Selâhaddîn, Halep-Musul ordusunu yendi (1176). Fakat Zengî’nin
oğluna Halep çevresindeki yerleri kaydı hayat şartıyla bıraktı. Bir anlamda Zengî’ye
hürmet göstermiş bulunuyordu. Selâhaddîn,
iki aile arasında dostluk ilişkilerini geliştirmek ve savaşa meydan vermemek
için Salih’ten annesi yani Nûreddin Zengî’nin karısı dul İsmet Hatun’u istedi.
Tarafların da uygun görmesi üzerine 1176 yılında düğün yapıldı.
İsmet Hatun ile evlenme bir anlamda Müslümanların da birleşmesine
yol açmıştı. Çünkü Melik Salih henüz küçük olduğundan annesinin etkisi
altındaydı ve annesi de onun üzerinden siyasete karışıyordu. Bu durum, iç
savaşa ve Müslümanların bölünmesine de yol açabilecek bir tehlikeyi
barındırıyordu. Selâhaddîn Eyyûbî’nin evliliği her iki tarafın devlet adamları
tarafından hoş karşılandığı gibi halk da memnun olmuştu. Bu sayede Nûreddin Zengî’nin
aile itibarı da korunmuş oluyordu. Yani Nûreddin’in eşi sadece dul bir eş
olmayıp, oğlu üzerinden devleti idare eden bir siyasi simaydı. Yazarımızın
belirttiği gibi dul ve zavallı bir eş değildi. Valide sultan olarak yönetimde
söz sahibi olduğu gibi, bölgedeki siyaseti de yönlendiriyordu. Onunla evlilik,
tüm yaratacağı olumsuzlukların da giderilmesi anlamına geliyordu. Zaten bu
evlilik siyasi bir evlilikti.
İşin ilginç yanı İsmet Hatun’un Nûreddin Zengî ile evliliği de yine
böyle bir kaygıyla olmuştu. Bu kadının şahsında bir anlamda Müslümanların iki
defa barış ve birleşmesi sağlanmıştı. Olayın daha iyi anlaşılması için biraz da
o konuya değinelim. Nûreddin Zengî, Şam’a egemen olmak için buradaki Dımeşk
atabeyliğiyle çeşitli savaşlar yapmıştı. Fakat şehir halkının Dımeşk
atabeyliğine olan bağlılığı onun planlarını bozuyordu. Bunun üzerine Nûreddin Zengî
oranın fiili hâkimi olan vezir Muineddin Üner’in kızı İsmet Hatun ile evlendi
(Nisan 1147). Nûreddin’in amacı bu evliliklerle Dımeşk atabeyliğiyle iyi ilişki
kurmaktı. İşte İsmet Hatun’un kaderi de hep böyle yapıcı olmasına yol açmıştı.

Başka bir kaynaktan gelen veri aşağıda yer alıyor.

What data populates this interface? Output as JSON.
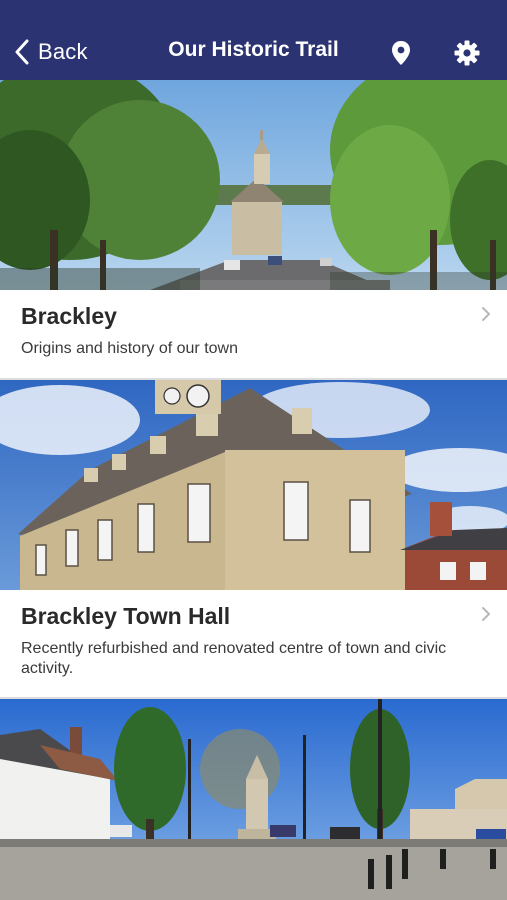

İslam coğrafyasında hatta batı tarihinde bile siyasi evlilikler çok
yaygındır. Buna benzer bir evliliği de Nûreddin Zengî’nin babası İmaduddin Zengî
yapmıştır. İmaduddin Zengî Hımıs’ı bir
evlilik yoluyla almıştır. İmaduddin Zengî Hımıs’ı almak için 1138 yılında
Dımeşk atabeyliği topraklarına saldırdı. Fakat Hımıs’ı kuvvet yoluyla almanın
zor olduğunu görerek, daha kolay bir yolla elde edebilmek için Dımaşk (Şâm)

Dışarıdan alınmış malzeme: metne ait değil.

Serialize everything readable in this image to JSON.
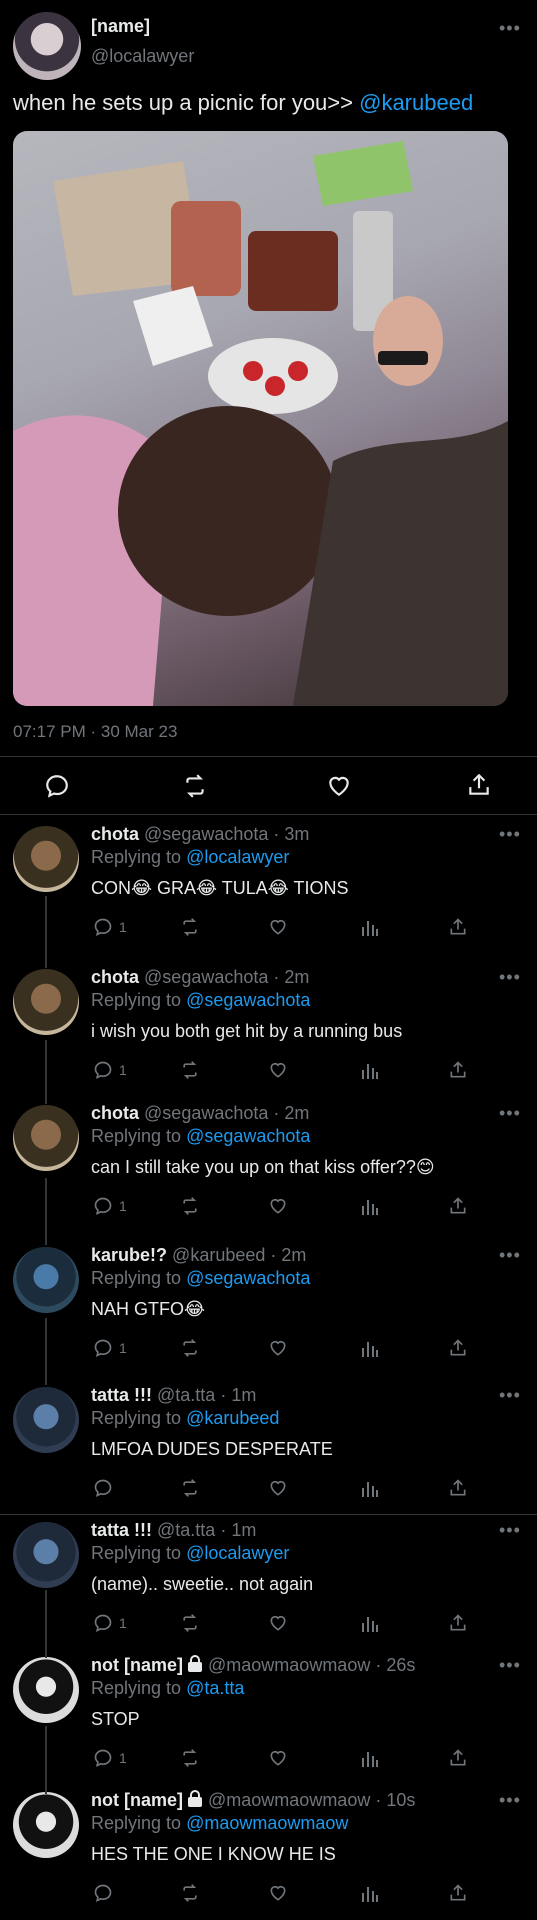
{
  "post": {
    "name": "[name]",
    "handle": "@localawyer",
    "text": "when he sets up a picnic for you>> ",
    "mention": "@karubeed",
    "timestamp": "07:17 PM · 30 Mar 23",
    "icons": [
      "reply-icon",
      "retweet-icon",
      "like-icon",
      "share-icon"
    ]
  },
  "replies": [
    {
      "name": "chota",
      "handle": "@segawachota",
      "time": "· 3m",
      "replying_prefix": "Replying to ",
      "replying_to": "@localawyer",
      "text": "CON😂 GRA😂 TULA😂 TIONS",
      "reply_count": "1"
    },
    {
      "name": "chota",
      "handle": "@segawachota",
      "time": "· 2m",
      "replying_prefix": "Replying to ",
      "replying_to": "@segawachota",
      "text": "i wish you both get hit by a running bus",
      "reply_count": "1"
    },
    {
      "name": "chota",
      "handle": "@segawachota",
      "time": "· 2m",
      "replying_prefix": "Replying to ",
      "replying_to": "@segawachota",
      "text": "can I still take you up on that kiss offer??😊",
      "reply_count": "1"
    },
    {
      "name": "karube!?",
      "handle": "@karubeed",
      "time": "· 2m",
      "replying_prefix": "Replying to ",
      "replying_to": "@segawachota",
      "text": "NAH GTFO😂",
      "reply_count": "1"
    },
    {
      "name": "tatta !!!",
      "handle": "@ta.tta",
      "time": "· 1m",
      "replying_prefix": "Replying to ",
      "replying_to": "@karubeed",
      "text": "LMFOA DUDES DESPERATE",
      "reply_count": ""
    },
    {
      "name": "tatta !!!",
      "handle": "@ta.tta",
      "time": "· 1m",
      "replying_prefix": "Replying to ",
      "replying_to": "@localawyer",
      "text": "(name).. sweetie.. not again",
      "reply_count": "1"
    },
    {
      "name": "not [name]",
      "handle": "@maowmaowmaow",
      "time": "· 26s",
      "replying_prefix": "Replying to ",
      "replying_to": "@ta.tta",
      "text": "STOP",
      "reply_count": "1"
    },
    {
      "name": "not [name]",
      "handle": "@maowmaowmaow",
      "time": "· 10s",
      "replying_prefix": "Replying to ",
      "replying_to": "@maowmaowmaow",
      "text": "HES THE ONE I KNOW HE IS",
      "reply_count": ""
    }
  ],
  "colors": {
    "background": "#000000",
    "text": "#e7e9ea",
    "muted": "#71767b",
    "link": "#1d9bf0",
    "divider": "#2f3336"
  }
}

atabeyi Mahmud’a bir elçi göndererek annesi Safvetül Mülk Zümürrüd Hatun ile
evlenmek istediğini bildirdi. Düğün 31 Mayıs 1138 yılında yapıldı. Zengî kendi
kızını da Mahmud ile evlendirdi. Yapılan anlaşmaya göre Zümürrüd Hatun’un
çeyizi olarak Hıms şehri verildi.
Görüldüğü gibi evliliğin amacı ne cinsel ihtiyaçlarını tatmin etmek
(Bunu istese Selâhaddîn Eyyûbî daha genç ve güzellerle evlenebilir) ve ne de Zengîlerden
intikam almaktı. (Yok aslında böyle bir şey. Neyin intikamını alacaktı ki?
Aralarında böyle bir husumet yoktu bile) bu evlilik, Müslümanların birleşmesi,
iç savaşın sona ermesi ve Zengîlerin topraklarının parçalanmasının engellenmesi
amacıyla yapılmıştır.
İsmete Hatun Selâhaddîn Eyyûbî’nin Anası Yaşında mıydı?

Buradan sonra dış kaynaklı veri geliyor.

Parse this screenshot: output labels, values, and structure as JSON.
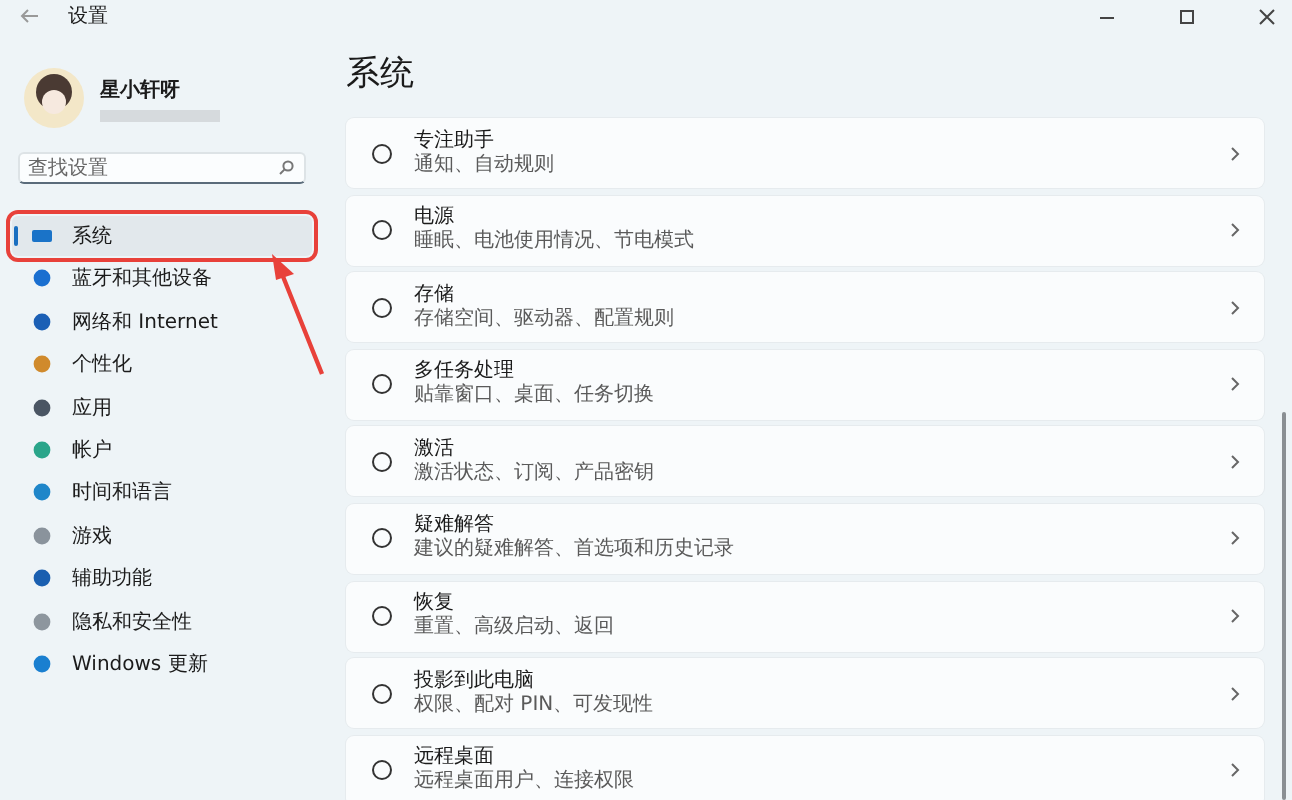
{
  "window": {
    "title": "设置"
  },
  "profile": {
    "name": "星小轩呀"
  },
  "search": {
    "placeholder": "查找设置"
  },
  "sidebar": {
    "items": [
      {
        "label": "系统",
        "selected": true
      },
      {
        "label": "蓝牙和其他设备",
        "selected": false
      },
      {
        "label": "网络和 Internet",
        "selected": false
      },
      {
        "label": "个性化",
        "selected": false
      },
      {
        "label": "应用",
        "selected": false
      },
      {
        "label": "帐户",
        "selected": false
      },
      {
        "label": "时间和语言",
        "selected": false
      },
      {
        "label": "游戏",
        "selected": false
      },
      {
        "label": "辅助功能",
        "selected": false
      },
      {
        "label": "隐私和安全性",
        "selected": false
      },
      {
        "label": "Windows 更新",
        "selected": false
      }
    ]
  },
  "page": {
    "title": "系统"
  },
  "cards": [
    {
      "title": "专注助手",
      "subtitle": "通知、自动规则"
    },
    {
      "title": "电源",
      "subtitle": "睡眠、电池使用情况、节电模式"
    },
    {
      "title": "存储",
      "subtitle": "存储空间、驱动器、配置规则"
    },
    {
      "title": "多任务处理",
      "subtitle": "贴靠窗口、桌面、任务切换"
    },
    {
      "title": "激活",
      "subtitle": "激活状态、订阅、产品密钥"
    },
    {
      "title": "疑难解答",
      "subtitle": "建议的疑难解答、首选项和历史记录"
    },
    {
      "title": "恢复",
      "subtitle": "重置、高级启动、返回"
    },
    {
      "title": "投影到此电脑",
      "subtitle": "权限、配对 PIN、可发现性"
    },
    {
      "title": "远程桌面",
      "subtitle": "远程桌面用户、连接权限"
    }
  ]
}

Kadir Mısıroğlu “anan yaşındaki seni yetiştiren ve sana çorba veren
kadınla evleniyorsun” diyerek eleştirmektedir. Şimdi İsmet Hatun’un yaşına
bakalım. Kaynaklar doğum tarihini vermemektedir ancak 1147 yılında Nûreddin Zengî
ile evlendiğini belirtmektedir. 1187 yılında Şam’da çıkan bir veba salgınıyla
da vefat etmiştir. Birçok vakıf ve mimari eser bırakmış güçlü şahsiyetli bir
kadındır. Selâhaddîn Eyyûbî 1138 yılında Tikrit’te doğdu. Yani o dönemde
kızların erken evlendiği göz önüne alındığında evlendiğinde 15 yaşında olsa Selâhaddîn
ile aralarında çok az bir yaş farkı olduğunu görürüz. Yani öyle anası yaşında
bir kadın değil.
Selâhaddîn Eyyûbî’yi yetiştiren ve çorba veren diyerek olayı dramatizme
ederek insanları etkilemesini de doğrusu bir hitabet ve ikna tekniği olarak
düşünüyorum. Çünkü Selâhaddîn Eyyûbî sokakta bulunmuş ve sarayda yetiştirilmiş
birisi olmayıp, bilakis Necmeddin Eyyûbî’nin oğlu Şadi’nin torunu ve kendi
aşireti olan birisiydi. Babası ve dedeleri aşiret reisliği, valilik yapmış
kişilerdi. Yani soylu ve bölgede dostlukları tercih edilen bir aileydi. Ayrıca
Eyyûbî ailesi Selâhaddîn’den çok şey bekliyor onu gelecekteki ailelerini ileri
sıçratacak kişi olarak görüyor ve yetişmesi için özen gösteriyorlardı.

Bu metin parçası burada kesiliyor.